In this posting, I will discuss the most substantial long-term solution to bullying. The best way to combat bullying is to support the capacity for friendship and children’s development of empathy. Empathy is a function of “theory of mind”, that is, the ability of the child to imagine the thoughts and feelings of another person and to realize that other people have minds of their own.
For example, the 5-yo boy (let’s call him “Sam”) described above was having trouble imagining the mind of his classmate (“Ben”). I discovered that earlier that day in playground time Sam had been involved in a running game with Ben and some other boys. Ben, who is a fast runner, was leading the pack. Sam has some motor insecurity that has held him back, and he has not developed the strength and skill to keep up with the other boys in running games. I am guessing that he was feeling like a “loser”, and his way of making sense of those “loser” feelings was to perceive Ben as being the cause of his “loser-ness” by claiming to be older than Sam was. Ben actually hadn’t said anything of the sort, but Sam’s feelings were so strong and unmanageable that he completely lost his 5-yo capacity for self-reflection (“mentalization”). He did not link his very sad and angry feelings to having been left in the dust in the running game of minutes before. He really perceived Ben as trying to best him by claiming to be older and thereby causing him to feel bad.
Empathy is a complex competency that begins in the early infant-caregiver relationship when the baby first comes to recognize and resonate with the emotions of the caregiver. Parents and teachers can continue to support the development of empathy by valuing empathic responses, by making “being a good friend” a family (and school) value. If this “family value” is established, parents and teachers can always fall back on it as a support when they are confronting bullying behavior. “In this school, we do not believe in treating others that way.” The reason this kind of explanation is such a showstopper is that you can’t argue with beliefs. Empathy can even be extended to the bully.
I would not call Sam a bully – nor do I think the term is appropriate for such a young child – but his behavior was definitely intimidating to Ben.

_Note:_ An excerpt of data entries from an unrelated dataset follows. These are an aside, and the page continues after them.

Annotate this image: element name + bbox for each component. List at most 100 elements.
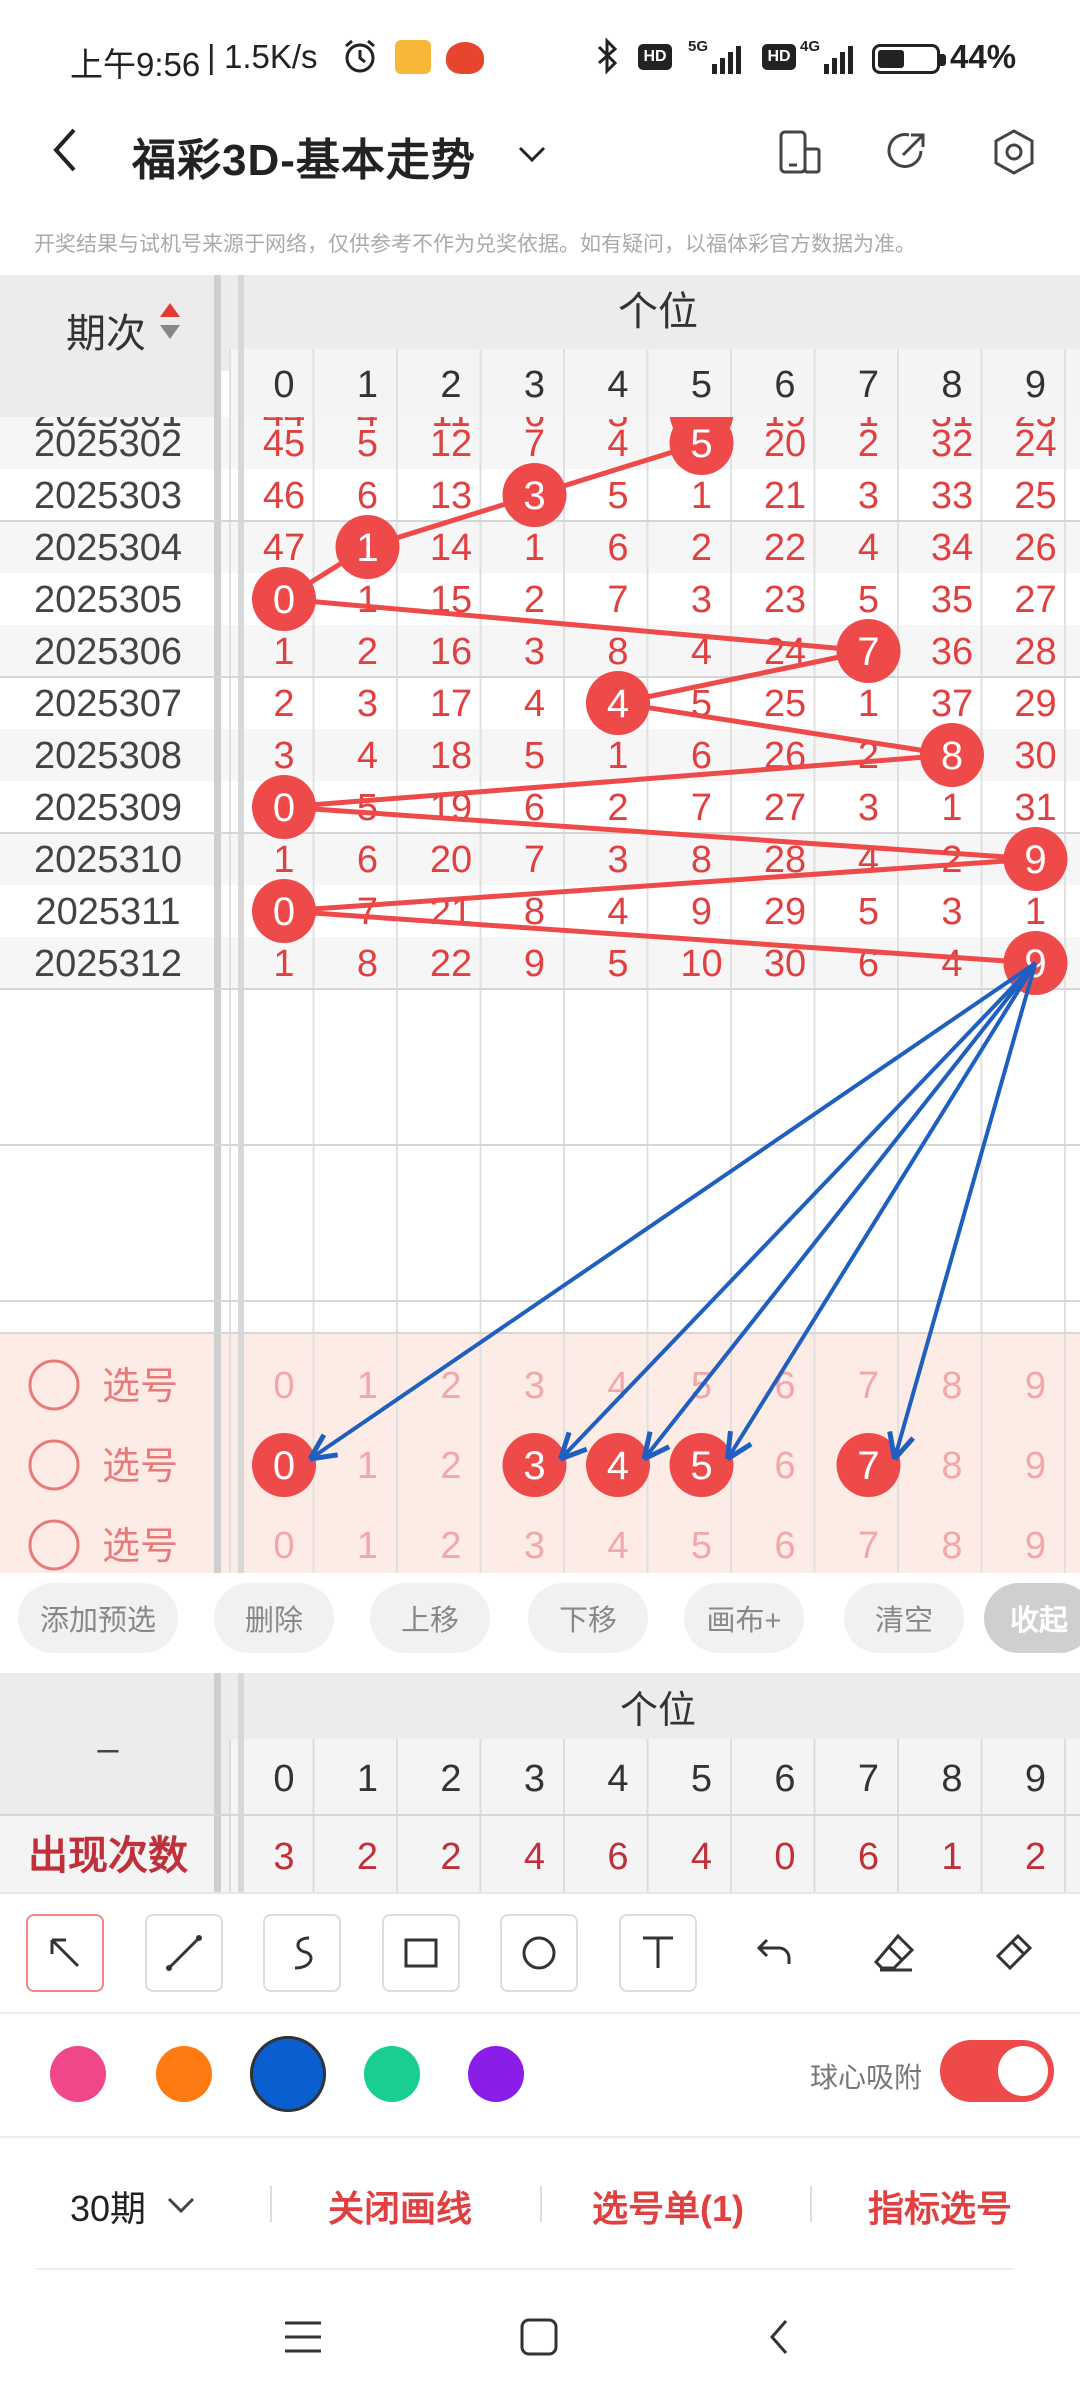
rect-tool-icon[interactable] [381,1914,460,1992]
select-cell[interactable]: 1 [357,1365,378,1407]
stats-dash: – [97,1728,119,1770]
color-swatch[interactable] [156,2046,212,2102]
miss-count-cell: 6 [357,475,378,517]
hit-ball-label: 0 [273,786,295,830]
action-chip[interactable]: 下移 [528,1583,648,1653]
select-cell[interactable]: 6 [774,1365,795,1407]
ticket-button[interactable]: 选号单(1) [592,2180,744,2232]
miss-count-cell: 20 [764,423,806,465]
stats-table: –个位0 1 2 3 4 5 6 7 8 9出现次数 3 2 2 4 6 4 0 6 1 2 [0,1673,1080,1893]
circle-tool-icon[interactable] [500,1914,578,1992]
miss-count-cell: 7 [357,891,378,933]
miss-count-cell: 1 [273,631,294,673]
miss-count-cell: 5 [858,891,879,933]
select-cell[interactable]: 1 [357,1445,378,1487]
digit-header: 9 [1025,364,1046,406]
miss-count-cell: 3 [858,475,879,517]
home-nav-icon[interactable] [514,2312,564,2362]
settings-icon[interactable] [986,124,1042,180]
action-chip[interactable]: 删除 [214,1583,334,1653]
miss-count-cell: 2 [524,579,545,621]
line-tool-icon[interactable] [144,1914,223,1992]
miss-count-cell: 22 [764,527,806,569]
top-bar: 福彩3D-基本走势 [0,100,1080,200]
clear-brush-icon[interactable] [974,1914,1052,1992]
miss-count-cell: 17 [430,683,472,725]
miss-count-cell: 21 [764,475,806,517]
select-cell[interactable]: 1 [357,1525,378,1567]
title-dropdown-icon[interactable] [512,134,552,174]
select-cell[interactable]: 2 [440,1365,461,1407]
color-swatch[interactable] [364,2046,420,2102]
snap-toggle[interactable] [940,2040,1054,2102]
miss-count-cell: 28 [1014,631,1056,673]
miss-count-cell: 8 [357,943,378,985]
miss-count-cell: 34 [931,527,973,569]
select-cell[interactable]: 9 [1025,1365,1046,1407]
select-cell[interactable]: 5 [691,1525,712,1567]
share-icon[interactable] [878,124,934,180]
color-swatch[interactable] [468,2046,524,2102]
miss-count-cell: 32 [931,423,973,465]
stats-digit: 2 [440,1758,461,1800]
eraser-icon[interactable] [856,1914,934,1992]
miss-count-cell: 47 [263,527,305,569]
select-cell[interactable]: 2 [440,1445,461,1487]
chevron-down-icon[interactable] [164,2190,198,2220]
miss-count-cell: 1 [941,787,962,829]
action-chip[interactable]: 收起 [984,1583,1080,1653]
indicator-select-button[interactable]: 指标选号 [868,2180,1012,2232]
miss-count-cell: 36 [931,631,973,673]
select-cell[interactable]: 6 [774,1525,795,1567]
trend-chart[interactable]: 期次个位012345678920253014441163191312320253… [0,275,1080,1573]
period-select[interactable]: 30期 [70,2180,146,2232]
color-swatch[interactable] [250,2036,326,2112]
data-disclaimer: 开奖结果与试机号来源于网络，仅供参考不作为兑奖依据。如有疑问，以福体彩官方数据为… [34,233,916,256]
miss-count-cell: 7 [524,839,545,881]
miss-count-cell: 3 [524,631,545,673]
select-cell[interactable]: 2 [440,1525,461,1567]
action-chip[interactable]: 清空 [844,1583,964,1653]
action-chip[interactable]: 上移 [370,1583,490,1653]
select-cell[interactable]: 3 [524,1525,545,1567]
select-cell[interactable]: 9 [1025,1525,1046,1567]
close-line-button[interactable]: 关闭画线 [328,2180,472,2232]
text-tool-icon[interactable] [618,1914,697,1992]
period-header[interactable]: 期次 [66,312,146,356]
back-nav-icon[interactable] [754,2312,804,2362]
miss-count-cell: 31 [1014,787,1056,829]
select-cell[interactable]: 8 [941,1445,962,1487]
select-cell[interactable]: 7 [858,1365,879,1407]
select-cell[interactable]: 0 [273,1525,294,1567]
arrow-tool-icon[interactable] [26,1914,104,1992]
color-swatch[interactable] [50,2046,106,2102]
select-cell[interactable]: 8 [941,1525,962,1567]
undo-icon[interactable] [737,1914,815,1992]
miss-count-cell: 14 [430,527,472,569]
select-cell[interactable]: 0 [273,1365,294,1407]
select-cell[interactable]: 4 [607,1525,628,1567]
menu-nav-icon[interactable] [278,2312,328,2362]
select-cell[interactable]: 9 [1025,1445,1046,1487]
digit-header: 3 [524,364,545,406]
select-label[interactable]: 选号 [102,1526,178,1568]
page-title[interactable]: 福彩3D-基本走势 [132,124,476,188]
curve-tool-icon[interactable] [263,1914,341,1992]
device-switch-icon[interactable] [770,124,826,180]
selected-ball-label: 0 [273,1444,295,1488]
action-chip[interactable]: 添加预选 [18,1583,178,1653]
select-cell[interactable]: 6 [774,1445,795,1487]
back-button[interactable] [40,120,90,180]
action-chip[interactable]: 画布+ [684,1583,804,1653]
select-label[interactable]: 选号 [102,1446,178,1488]
select-label[interactable]: 选号 [102,1366,178,1408]
select-cell[interactable]: 8 [941,1365,962,1407]
select-cell[interactable]: 3 [524,1365,545,1407]
select-cell[interactable]: 7 [858,1525,879,1567]
miss-count-cell: 4 [941,943,962,985]
miss-count-cell: 20 [430,839,472,881]
miss-count-cell: 30 [1014,735,1056,777]
hit-ball-label: 1 [356,526,378,570]
period-cell: 2025303 [34,475,182,517]
signal-4g-icon [806,40,862,76]
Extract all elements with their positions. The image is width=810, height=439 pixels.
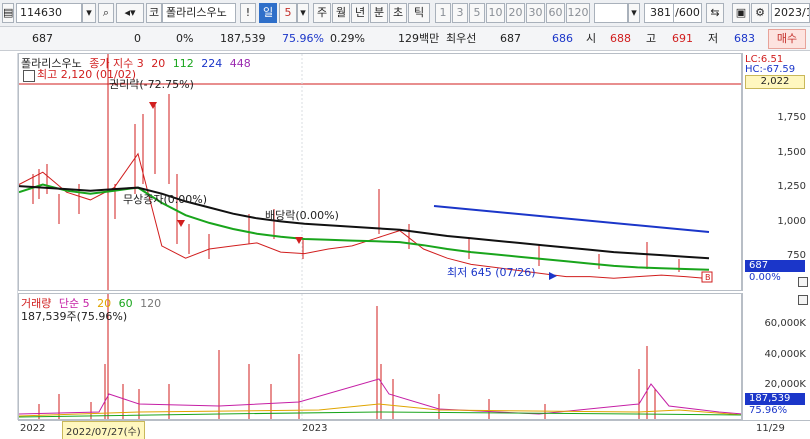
priority-label: 최우선 xyxy=(446,32,477,45)
interval-20-button[interactable]: 20 xyxy=(506,3,525,23)
interval-1-button[interactable]: 1 xyxy=(435,3,451,23)
current-price: 687 xyxy=(32,32,53,45)
period-day-button[interactable]: 일 xyxy=(259,3,277,23)
y-tick-1000: 1,000 xyxy=(777,216,806,227)
interval-5-button[interactable]: 5 xyxy=(469,3,485,23)
date-field[interactable]: 2023/1 xyxy=(771,3,810,23)
cursor-date-label: 2022/07/27(수) xyxy=(62,421,145,439)
period-month-button[interactable]: 월 xyxy=(332,3,350,23)
buy-button[interactable]: 매수 xyxy=(768,29,806,49)
volume-legend-ma-120: 120 xyxy=(140,297,162,310)
axis-corner-icon[interactable] xyxy=(798,277,808,287)
period-year-button[interactable]: 년 xyxy=(351,3,369,23)
x-label-2022: 2022 xyxy=(20,423,46,434)
period-dropdown-icon[interactable]: ▾ xyxy=(297,3,309,23)
price-change: 0 xyxy=(134,32,141,45)
interval-120-button[interactable]: 120 xyxy=(566,3,590,23)
y-tick-1250: 1,250 xyxy=(777,181,806,192)
interval-30-button[interactable]: 30 xyxy=(526,3,545,23)
last-price-pct: 0.00% xyxy=(749,272,781,283)
best-bid: 686 xyxy=(552,32,573,45)
volume-ratio: 75.96% xyxy=(282,32,324,45)
annotation-rights: 권리락(-72.75%) xyxy=(109,78,194,91)
x-label-2023: 2023 xyxy=(302,423,328,434)
volume-axis: 60,000K 40,000K 20,000K 187,539 75.96% xyxy=(742,293,810,420)
search-icon[interactable]: ⌕ xyxy=(98,3,114,23)
low-label: 저 xyxy=(708,32,719,45)
annotation-bonus-issue: 무상증자(0.00%) xyxy=(123,193,208,206)
high-label: 고 xyxy=(646,32,657,45)
interval-dropdown-icon[interactable]: ▾ xyxy=(628,3,640,23)
quote-info-bar: 687 0 0% 187,539 75.96% 0.29% 129백만 최우선 … xyxy=(0,27,810,51)
turnover-percent: 0.29% xyxy=(330,32,365,45)
volume-chart-svg xyxy=(19,294,741,419)
ma-20-line xyxy=(19,152,710,280)
legend-ma-224: 224 xyxy=(201,57,223,70)
volume-value-note: 187,539주(75.96%) xyxy=(21,310,128,323)
stock-name-field: 폴라리스우노 xyxy=(162,3,236,23)
vol-tick-20000k: 20,000K xyxy=(764,379,806,390)
svg-text:B: B xyxy=(705,273,711,282)
price-axis: LC:6.51 HC:-67.59 2,022 1,750 1,500 1,25… xyxy=(742,53,810,291)
legend-ma-112: 112 xyxy=(172,57,194,70)
volume-value: 187,539 xyxy=(220,32,266,45)
period-minute-button[interactable]: 분 xyxy=(370,3,388,23)
low-price: 683 xyxy=(734,32,755,45)
period-second-button[interactable]: 초 xyxy=(389,3,407,23)
divider xyxy=(725,3,731,23)
change-percent: 0% xyxy=(176,32,194,45)
last-price-box: 687 xyxy=(745,260,805,272)
warning-button[interactable]: ! xyxy=(240,3,256,23)
chart-toolbar: ▤ 114630 ▾ ⌕ ◂▾ 코 폴라리스우노 ! 일 5 ▾ 주 월 년 분… xyxy=(0,0,810,27)
interval-10-button[interactable]: 10 xyxy=(486,3,505,23)
price-chart-pane[interactable]: B 폴라리스우노 종가 지수 3 20 112 224 448 최고 2,120… xyxy=(18,53,742,291)
y-tick-1750: 1,750 xyxy=(777,112,806,123)
price-candles xyxy=(32,94,680,272)
interval-60-button[interactable]: 60 xyxy=(546,3,565,23)
y-tick-1500: 1,500 xyxy=(777,147,806,158)
trade-amount: 129백만 xyxy=(398,32,440,45)
market-badge: 코 xyxy=(146,3,162,23)
low-note: 최저 645 (07/26) xyxy=(447,266,536,279)
low-marker-arrow xyxy=(549,272,557,280)
sound-icon[interactable]: ◂▾ xyxy=(116,3,144,23)
save-icon[interactable]: ▣ xyxy=(732,3,750,23)
time-axis: 2022 2022/07/27(수) 2023 11/29 xyxy=(18,420,810,439)
ref-price-box: 2,022 xyxy=(745,75,805,89)
stock-code-input[interactable]: 114630 xyxy=(16,3,82,23)
vol-tick-60000k: 60,000K xyxy=(764,318,806,329)
volume-chart-pane[interactable]: 거래량 단순 5 20 60 120 187,539주(75.96%) xyxy=(18,293,742,420)
open-price: 688 xyxy=(610,32,631,45)
x-label-end-date: 11/29 xyxy=(756,423,785,434)
interval-custom-field[interactable] xyxy=(594,3,628,23)
trend-line xyxy=(433,205,710,233)
left-strip xyxy=(0,53,18,420)
menu-icon[interactable]: ▤ xyxy=(2,3,14,23)
grid-toggle-icon[interactable] xyxy=(23,70,35,82)
period-week-button[interactable]: 주 xyxy=(313,3,331,23)
period-number-field[interactable]: 5 xyxy=(279,3,297,23)
last-volume-pct: 75.96% xyxy=(749,405,788,416)
data-count-total: /600 xyxy=(674,3,702,23)
best-ask: 687 xyxy=(500,32,521,45)
volume-axis-corner-icon[interactable] xyxy=(798,295,808,305)
interval-3-button[interactable]: 3 xyxy=(452,3,468,23)
legend-ma-448: 448 xyxy=(229,57,251,70)
last-volume-box: 187,539 xyxy=(745,393,805,405)
period-tick-button[interactable]: 틱 xyxy=(408,3,430,23)
annotation-dividend: 배당락(0.00%) xyxy=(265,209,339,222)
open-label: 시 xyxy=(586,32,597,45)
data-count-input[interactable]: 381 xyxy=(644,3,674,23)
high-price: 691 xyxy=(672,32,693,45)
code-dropdown-icon[interactable]: ▾ xyxy=(82,3,96,23)
hc-label: HC:-67.59 xyxy=(745,64,796,75)
moving-average-lines xyxy=(19,152,710,280)
volume-bars xyxy=(38,306,656,419)
vol-tick-40000k: 40,000K xyxy=(764,349,806,360)
chart-tool-icon[interactable]: ⇆ xyxy=(706,3,724,23)
legend-ma-20: 20 xyxy=(151,57,166,70)
settings-icon[interactable]: ⚙ xyxy=(751,3,769,23)
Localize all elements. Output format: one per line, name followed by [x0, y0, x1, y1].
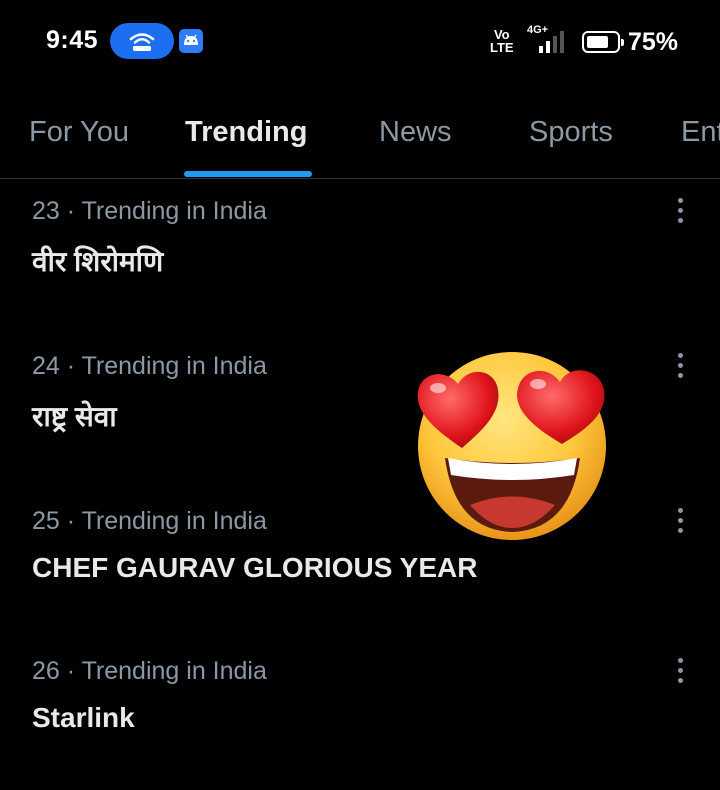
trend-title: CHEF GAURAV GLORIOUS YEAR: [32, 552, 478, 583]
trend-item[interactable]: 24 · Trending in India राष्ट्र सेवा: [0, 335, 720, 485]
volte-indicator: Vo LTE: [490, 28, 514, 54]
tab-entertainment[interactable]: Ent: [681, 116, 720, 149]
android-icon: [179, 29, 203, 53]
more-options-icon[interactable]: [670, 198, 690, 228]
tab-for-you[interactable]: For You: [29, 116, 129, 149]
hotspot-pill[interactable]: [110, 23, 174, 59]
signal-icon: [539, 31, 564, 53]
heart-eyes-emoji-icon: [417, 352, 606, 540]
trend-context: 23 · Trending in India: [32, 197, 267, 225]
tab-trending[interactable]: Trending: [185, 116, 307, 149]
trend-title: Starlink: [32, 702, 135, 733]
active-tab-indicator: [184, 171, 312, 177]
trend-title: राष्ट्र सेवा: [32, 401, 117, 432]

If called into this situation with Sam puffing out his chest threateningly to Ben and calling him a baby and Ben quaking in his boots, his parent or his teacher might try to scaffold the recovery of Sam’s self-reflection, and therefore his empathy. They might try to help him imagine how Ben felt, and they might even elicit Ben’s help in doing that (“Tell Sam how you felt when he said that to you and stood so close to you”).
However, there is a potential pitfall. If Sam is too stressed, the adult’s words – kind and helpful though they might be – will not sink in. Sam cannot take in information when he is dysregulated. The kind words – if they are addressing the source of his distress – might even escalate his dysregulation, The adult must first help Sam (and Ben) calm down, feel safe, and then – maybe twenty minutes later – try again. There are many good children’s books that have friendship as a theme. Some classics are George and Martha, Mrs. Piggle Wiggle, and Freddy the Pig.
Brooks, Walter R, Freddy the Detective, Overlook Juvenile Press, 2010.
Marshall, James, George and Martha (especially, the story of “Split Pea Soup”), HMH Books for Young Readers, 1974.
MacDonald, Betsy, Mrs. Piggle Wiggle, Harper Collins, 2007.